To get a taste of my pathway of education, after lunch I got to watch Maggie give a presentation to a field trip inside the education tent up at the site. She used artifacts and information to appeal to the children to help them understand the importance of what happened in World War II, specifically D-Day’s importance. It was helpful to me to see what caught the kids’ attention and what did not. She dressed up one of the boys like a soldier and let the class decide what he might have needed when landing on the beach June 6, 1944. The education tent and its contents were a great way to put the kids in the perspectives of the soldiers, as the tent itself was a replica of a M.A.S.H. tent.
After the hour long education program I got to tag along for the tour for the kids to see how it was different for them. There was not much of a difference, which is convenient because it is my individual “project” for the summer to tailor a tour specifically for field trips. My goal is to make it interactive and make it more relatable to children of varying ages. We will see if I achieve that goal.

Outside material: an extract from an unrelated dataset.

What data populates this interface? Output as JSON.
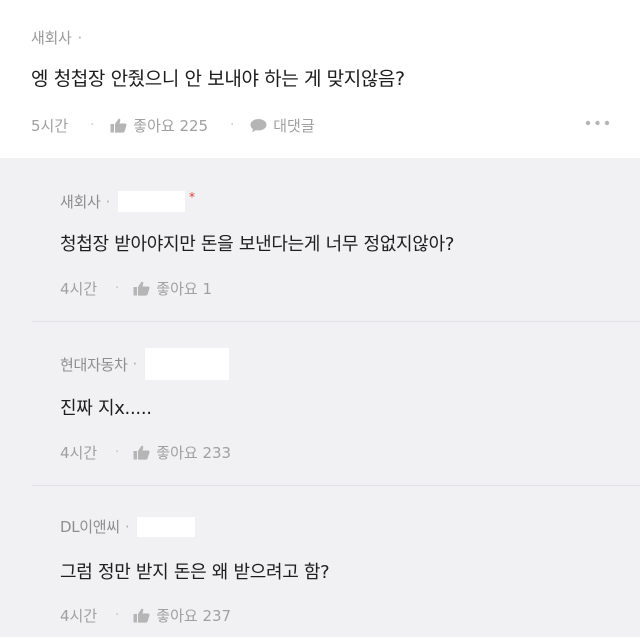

>>>>>Day One was important to my understanding of how the Foundation ran the Memorial. I learned about its fundamental values and its mission statement, and about the sacred nature of the site. I learned more about D-Day than I ever learned in school and I understand now the significance of it not only to Bedford, VA, but to the entire state of Virginia, as the 29th Infantry was made up of Virginians. It was a good start to the summer. I am looking forward to learning more about D-Day and more about how we as historians can make history applicable, interesting, and relatable to the general public.<<<<<<<<
For now, it’s off to bed because I’ve got an early start for Day Two (Training)———

One thought on “The D-Day Memorial Foundation Internship: Week One, Day One

  1. Nice job. It’s a real challenge to make old stuff (history) come alive for younger people who spend all day with their noses in their phones. Buena suerte.